October 31, 2012 - 18:45 AMT
Pakistani wanted by U.S. offers aid to Sandy victims

As residents of the U.S. Northeast grapple with the destruction wrought by Superstorm Sandy, an offer of assistance has come from an unlikely quarter: the leader of a radical Muslim group in Pakistan who has a $10 million bounty on him from U.S. authorities, CNN reports.

"We offer our unconditional support and help for the victims" of the storm, Hafiz Mohammad Saeed, head of the Islamic charity Jamaat-ud-Dawa, said in a statement. "If U.S. government allows, we will send our doctors, relief and rescue experts, food and medicine on humanitarian grounds."

The proposal may seem a little surprising in light of the U.S authorities' announcement in April that they would pay $10 million for information leading to the arrest and conviction of Saeed, who is accused by India of masterminding the 2008 terrorist assault on Mumbai that killed 166 people -- an allegation he denies.

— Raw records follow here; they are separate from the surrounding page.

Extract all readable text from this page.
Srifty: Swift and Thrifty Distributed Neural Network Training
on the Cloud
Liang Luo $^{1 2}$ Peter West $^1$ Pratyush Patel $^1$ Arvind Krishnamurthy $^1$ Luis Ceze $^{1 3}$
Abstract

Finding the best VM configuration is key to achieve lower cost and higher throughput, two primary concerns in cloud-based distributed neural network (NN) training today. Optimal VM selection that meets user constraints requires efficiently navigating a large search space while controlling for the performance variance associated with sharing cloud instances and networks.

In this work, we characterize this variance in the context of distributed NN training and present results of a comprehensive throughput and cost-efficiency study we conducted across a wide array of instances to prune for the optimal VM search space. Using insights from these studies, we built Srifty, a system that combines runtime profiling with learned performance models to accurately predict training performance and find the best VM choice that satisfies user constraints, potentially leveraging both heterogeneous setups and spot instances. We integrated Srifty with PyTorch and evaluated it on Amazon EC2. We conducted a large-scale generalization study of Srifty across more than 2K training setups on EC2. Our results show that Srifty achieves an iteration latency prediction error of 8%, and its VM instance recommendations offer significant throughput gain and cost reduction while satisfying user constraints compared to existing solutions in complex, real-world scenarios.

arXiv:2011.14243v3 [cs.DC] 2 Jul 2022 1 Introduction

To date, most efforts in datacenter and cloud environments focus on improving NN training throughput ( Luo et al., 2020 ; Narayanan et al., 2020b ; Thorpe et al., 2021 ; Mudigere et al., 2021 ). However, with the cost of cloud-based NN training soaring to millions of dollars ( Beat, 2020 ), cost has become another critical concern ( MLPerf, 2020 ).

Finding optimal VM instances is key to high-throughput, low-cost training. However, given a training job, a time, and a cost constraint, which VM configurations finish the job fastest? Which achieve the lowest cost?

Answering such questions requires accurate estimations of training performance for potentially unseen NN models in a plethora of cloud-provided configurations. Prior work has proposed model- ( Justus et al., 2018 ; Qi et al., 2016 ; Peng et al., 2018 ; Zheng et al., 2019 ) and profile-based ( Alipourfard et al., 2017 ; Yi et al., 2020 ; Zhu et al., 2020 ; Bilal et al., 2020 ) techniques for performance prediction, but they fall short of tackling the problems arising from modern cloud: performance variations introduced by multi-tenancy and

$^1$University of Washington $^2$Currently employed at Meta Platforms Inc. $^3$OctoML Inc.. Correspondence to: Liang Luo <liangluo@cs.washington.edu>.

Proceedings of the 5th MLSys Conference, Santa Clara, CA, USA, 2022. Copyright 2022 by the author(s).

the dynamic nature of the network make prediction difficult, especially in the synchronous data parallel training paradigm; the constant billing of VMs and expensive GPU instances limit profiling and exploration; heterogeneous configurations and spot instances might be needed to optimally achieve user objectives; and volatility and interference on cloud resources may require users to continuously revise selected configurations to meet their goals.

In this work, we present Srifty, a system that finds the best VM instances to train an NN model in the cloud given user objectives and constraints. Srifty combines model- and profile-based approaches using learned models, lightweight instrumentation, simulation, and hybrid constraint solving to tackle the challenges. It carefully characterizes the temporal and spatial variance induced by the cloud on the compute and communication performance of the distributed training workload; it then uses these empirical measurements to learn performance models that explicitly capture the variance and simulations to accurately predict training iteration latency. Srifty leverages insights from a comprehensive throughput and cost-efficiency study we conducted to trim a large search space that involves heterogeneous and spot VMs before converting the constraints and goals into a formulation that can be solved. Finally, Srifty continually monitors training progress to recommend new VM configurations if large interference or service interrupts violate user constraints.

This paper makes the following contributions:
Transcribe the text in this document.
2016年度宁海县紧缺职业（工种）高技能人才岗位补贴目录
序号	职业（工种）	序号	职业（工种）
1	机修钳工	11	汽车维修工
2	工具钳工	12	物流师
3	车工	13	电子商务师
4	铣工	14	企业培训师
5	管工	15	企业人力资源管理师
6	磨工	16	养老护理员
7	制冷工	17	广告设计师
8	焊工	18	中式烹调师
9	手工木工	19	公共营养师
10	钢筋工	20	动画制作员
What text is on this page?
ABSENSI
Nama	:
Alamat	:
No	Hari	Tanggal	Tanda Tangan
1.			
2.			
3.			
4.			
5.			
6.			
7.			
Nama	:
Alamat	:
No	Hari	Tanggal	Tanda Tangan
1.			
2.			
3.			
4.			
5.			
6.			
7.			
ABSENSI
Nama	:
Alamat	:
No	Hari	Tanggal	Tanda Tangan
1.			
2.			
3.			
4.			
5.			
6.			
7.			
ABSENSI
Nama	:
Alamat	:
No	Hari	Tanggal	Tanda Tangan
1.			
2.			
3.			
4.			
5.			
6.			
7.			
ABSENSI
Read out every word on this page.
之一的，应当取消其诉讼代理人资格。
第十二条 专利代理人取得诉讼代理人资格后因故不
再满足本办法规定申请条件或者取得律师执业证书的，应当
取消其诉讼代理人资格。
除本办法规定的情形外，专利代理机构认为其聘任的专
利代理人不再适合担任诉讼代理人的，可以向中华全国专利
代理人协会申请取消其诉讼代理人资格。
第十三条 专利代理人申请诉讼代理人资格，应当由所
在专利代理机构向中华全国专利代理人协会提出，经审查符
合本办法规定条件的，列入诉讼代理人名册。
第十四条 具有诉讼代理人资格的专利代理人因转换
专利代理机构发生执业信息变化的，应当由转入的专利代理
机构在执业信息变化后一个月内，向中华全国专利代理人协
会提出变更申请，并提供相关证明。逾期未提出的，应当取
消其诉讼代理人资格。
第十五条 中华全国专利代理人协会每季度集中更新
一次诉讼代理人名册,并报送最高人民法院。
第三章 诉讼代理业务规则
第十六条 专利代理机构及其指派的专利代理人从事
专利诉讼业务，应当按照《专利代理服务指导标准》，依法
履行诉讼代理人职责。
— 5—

Saeed said in the statement posted on Jamaat-ud-Dawa's Facebook page that despite the bounty and U.S. allegations about his organization, helping Americans struck by adversity is "our religious and moral obligation."

"Islam orders us to help them without discriminating between religion, cast or creed," he said in the statement, which was set against the backdrop of an apparently fabricated image of a scuba diver swimming through a submerged Times Square subway station.